Handan (Hebei, North China Plain)
Fields after the harvest of winter wheat in Handan (Pedrazzini 2014)

The pilot site chosen for Handan region is Guantao County, which has the general features of a county in North China Plain: intensive irrigated agriculture mainly relying on groundwater. The county is using 80 percent of its water resources for agricultural irrigation. The rest is used by households and industry. It covers an area of 456 km2 including 32’000 ha of crop land and is home to a population of 335’000 people.

The present water supply is depending mainly on 3 sources: the precipitation of about 520 mm/a, the exploitation of shallow and deep groundwater layers through 6600 shallow groundwater wells and 230 deep wells (amounting to 56 and 26 million m3/a of water supplied, respectively), and some surface irrigation water provided from a reservoir via the Weiyun River and from the Yellow River (amounting to approximately 23 million m3/a of water). Due to retention of streams in the mountains for urban water supply, most rivers bring only very little water into the North China Plain (NPC). Irrigation has therefore been relying mainly on groundwater. Groundwater level is currently at about 46m below ground level and due to the falling water table (up to 1m/year) agricultural wells need to be re-drilled every 7-8 years. Numerous shallow aquifer boreholes are operated with mobile pumps connected to a separate electricity grid. Monitoring electric transformers at village level will complement the IC-card system installed on the remaining wells.
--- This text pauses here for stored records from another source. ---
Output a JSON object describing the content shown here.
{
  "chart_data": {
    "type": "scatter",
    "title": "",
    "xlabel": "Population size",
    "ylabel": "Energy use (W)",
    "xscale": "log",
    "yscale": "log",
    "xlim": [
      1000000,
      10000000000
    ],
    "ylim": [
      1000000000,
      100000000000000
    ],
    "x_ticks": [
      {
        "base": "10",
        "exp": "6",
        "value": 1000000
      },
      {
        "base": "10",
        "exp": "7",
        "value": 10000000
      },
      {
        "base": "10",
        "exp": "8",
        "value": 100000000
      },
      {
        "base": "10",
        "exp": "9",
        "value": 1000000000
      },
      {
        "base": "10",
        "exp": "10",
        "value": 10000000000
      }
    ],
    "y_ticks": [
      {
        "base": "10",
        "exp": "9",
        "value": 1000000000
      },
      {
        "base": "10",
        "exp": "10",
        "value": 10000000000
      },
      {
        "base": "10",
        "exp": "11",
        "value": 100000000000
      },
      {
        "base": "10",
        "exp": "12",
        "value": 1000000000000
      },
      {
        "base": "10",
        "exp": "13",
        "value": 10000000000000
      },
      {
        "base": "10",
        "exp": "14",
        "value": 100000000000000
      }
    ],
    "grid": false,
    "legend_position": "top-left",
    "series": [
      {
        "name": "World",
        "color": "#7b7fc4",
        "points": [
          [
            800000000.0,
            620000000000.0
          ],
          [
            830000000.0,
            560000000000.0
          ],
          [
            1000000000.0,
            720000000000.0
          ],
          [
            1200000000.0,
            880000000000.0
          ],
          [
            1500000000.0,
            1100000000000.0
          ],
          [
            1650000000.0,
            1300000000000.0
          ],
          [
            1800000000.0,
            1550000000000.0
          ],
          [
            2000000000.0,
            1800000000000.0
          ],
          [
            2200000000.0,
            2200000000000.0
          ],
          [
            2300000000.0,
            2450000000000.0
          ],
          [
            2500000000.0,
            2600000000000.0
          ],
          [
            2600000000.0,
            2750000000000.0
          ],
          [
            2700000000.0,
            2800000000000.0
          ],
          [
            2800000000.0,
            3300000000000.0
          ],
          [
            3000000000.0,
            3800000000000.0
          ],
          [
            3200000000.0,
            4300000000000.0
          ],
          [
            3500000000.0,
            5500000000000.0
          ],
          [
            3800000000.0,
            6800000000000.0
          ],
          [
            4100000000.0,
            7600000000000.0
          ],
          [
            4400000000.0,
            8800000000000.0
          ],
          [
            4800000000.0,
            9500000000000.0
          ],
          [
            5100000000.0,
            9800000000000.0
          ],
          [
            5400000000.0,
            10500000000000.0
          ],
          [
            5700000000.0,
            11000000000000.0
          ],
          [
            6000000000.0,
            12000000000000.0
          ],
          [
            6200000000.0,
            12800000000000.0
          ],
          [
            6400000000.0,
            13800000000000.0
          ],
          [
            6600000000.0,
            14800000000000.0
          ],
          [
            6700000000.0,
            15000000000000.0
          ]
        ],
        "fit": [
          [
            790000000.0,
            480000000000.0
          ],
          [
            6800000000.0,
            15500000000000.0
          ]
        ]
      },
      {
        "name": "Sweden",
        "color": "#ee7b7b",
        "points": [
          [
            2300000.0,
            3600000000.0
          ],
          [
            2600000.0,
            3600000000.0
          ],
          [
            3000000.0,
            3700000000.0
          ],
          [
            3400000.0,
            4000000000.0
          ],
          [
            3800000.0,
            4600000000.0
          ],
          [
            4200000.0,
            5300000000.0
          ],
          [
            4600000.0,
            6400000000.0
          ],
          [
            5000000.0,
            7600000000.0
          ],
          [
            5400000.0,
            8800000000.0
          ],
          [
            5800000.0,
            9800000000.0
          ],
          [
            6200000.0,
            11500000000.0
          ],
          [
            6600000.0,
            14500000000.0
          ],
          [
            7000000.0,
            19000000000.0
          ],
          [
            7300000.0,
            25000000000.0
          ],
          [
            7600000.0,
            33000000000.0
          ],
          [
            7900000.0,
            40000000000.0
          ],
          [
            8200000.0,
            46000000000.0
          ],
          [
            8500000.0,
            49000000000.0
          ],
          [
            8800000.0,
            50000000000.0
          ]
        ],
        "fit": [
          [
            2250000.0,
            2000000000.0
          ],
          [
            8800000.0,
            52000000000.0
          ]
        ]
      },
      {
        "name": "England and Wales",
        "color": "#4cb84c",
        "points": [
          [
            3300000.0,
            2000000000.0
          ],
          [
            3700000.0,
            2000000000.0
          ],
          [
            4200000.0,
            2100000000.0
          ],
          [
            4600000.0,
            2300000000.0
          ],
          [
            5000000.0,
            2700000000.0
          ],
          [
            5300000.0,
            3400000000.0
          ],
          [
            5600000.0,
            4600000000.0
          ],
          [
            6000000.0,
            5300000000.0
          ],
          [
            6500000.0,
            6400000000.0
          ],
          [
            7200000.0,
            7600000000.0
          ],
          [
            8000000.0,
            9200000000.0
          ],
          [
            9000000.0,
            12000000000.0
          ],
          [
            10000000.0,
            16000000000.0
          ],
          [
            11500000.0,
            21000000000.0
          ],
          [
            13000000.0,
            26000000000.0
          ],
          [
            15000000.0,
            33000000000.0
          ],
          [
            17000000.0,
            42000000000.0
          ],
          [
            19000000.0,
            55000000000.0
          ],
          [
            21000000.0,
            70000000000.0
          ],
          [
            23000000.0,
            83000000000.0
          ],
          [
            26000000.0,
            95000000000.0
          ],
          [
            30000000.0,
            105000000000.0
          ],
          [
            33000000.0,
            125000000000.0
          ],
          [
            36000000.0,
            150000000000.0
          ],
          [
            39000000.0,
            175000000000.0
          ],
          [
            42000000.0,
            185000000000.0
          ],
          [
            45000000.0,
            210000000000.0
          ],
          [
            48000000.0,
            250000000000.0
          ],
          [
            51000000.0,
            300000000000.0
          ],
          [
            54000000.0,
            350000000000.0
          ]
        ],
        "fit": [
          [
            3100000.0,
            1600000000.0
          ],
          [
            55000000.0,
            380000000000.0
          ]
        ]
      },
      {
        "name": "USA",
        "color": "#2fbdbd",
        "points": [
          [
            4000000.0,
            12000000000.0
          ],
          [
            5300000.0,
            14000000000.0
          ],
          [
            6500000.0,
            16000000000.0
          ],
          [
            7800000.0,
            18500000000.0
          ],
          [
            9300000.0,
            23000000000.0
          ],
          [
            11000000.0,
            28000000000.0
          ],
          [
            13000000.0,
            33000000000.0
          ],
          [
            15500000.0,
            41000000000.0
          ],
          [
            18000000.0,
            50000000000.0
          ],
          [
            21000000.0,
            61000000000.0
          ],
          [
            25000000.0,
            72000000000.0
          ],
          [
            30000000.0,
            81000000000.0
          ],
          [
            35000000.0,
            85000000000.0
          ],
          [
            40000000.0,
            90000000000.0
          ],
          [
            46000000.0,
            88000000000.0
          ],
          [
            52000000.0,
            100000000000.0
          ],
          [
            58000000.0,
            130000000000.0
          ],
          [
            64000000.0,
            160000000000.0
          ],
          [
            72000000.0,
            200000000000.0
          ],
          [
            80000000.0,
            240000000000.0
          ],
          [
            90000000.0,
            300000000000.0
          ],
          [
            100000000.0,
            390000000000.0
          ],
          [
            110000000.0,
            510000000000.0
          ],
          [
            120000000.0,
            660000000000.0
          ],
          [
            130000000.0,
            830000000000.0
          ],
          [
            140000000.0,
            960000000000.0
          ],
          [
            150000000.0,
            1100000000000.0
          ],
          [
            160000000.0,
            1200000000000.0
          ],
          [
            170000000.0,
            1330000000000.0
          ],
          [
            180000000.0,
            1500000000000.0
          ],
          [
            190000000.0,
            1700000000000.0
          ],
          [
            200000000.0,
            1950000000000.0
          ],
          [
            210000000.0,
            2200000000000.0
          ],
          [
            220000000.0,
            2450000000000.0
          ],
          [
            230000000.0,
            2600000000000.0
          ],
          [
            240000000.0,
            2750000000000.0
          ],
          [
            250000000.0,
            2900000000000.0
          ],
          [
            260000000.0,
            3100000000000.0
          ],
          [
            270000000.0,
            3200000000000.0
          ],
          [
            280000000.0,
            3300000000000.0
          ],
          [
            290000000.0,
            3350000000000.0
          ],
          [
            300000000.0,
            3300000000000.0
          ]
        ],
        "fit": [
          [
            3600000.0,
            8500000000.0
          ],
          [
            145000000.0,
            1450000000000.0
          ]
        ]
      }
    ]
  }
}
In the past the major crops used to be soybeans and millet in a single cropping system, nowadays they are maize and wheat in a double cropping system. Rain is basically sufficient to support a single summer grain crop per year. Today irrigation is needed as rainfall is about 500mm and the current double cropping system of winter wheat and summer maize requires at least 800mm. Local partners claim the small scale farming is hardly profitable and the reason why many farmers still plant wheat is not the economic revenue, but rather the tradition and the habit to cultivate the land as they have done for generations. The problem of Guantao county is representative for a much larger area. A solution to it can in principle be scaled up to the whole North China Plain and possibly other places in North China.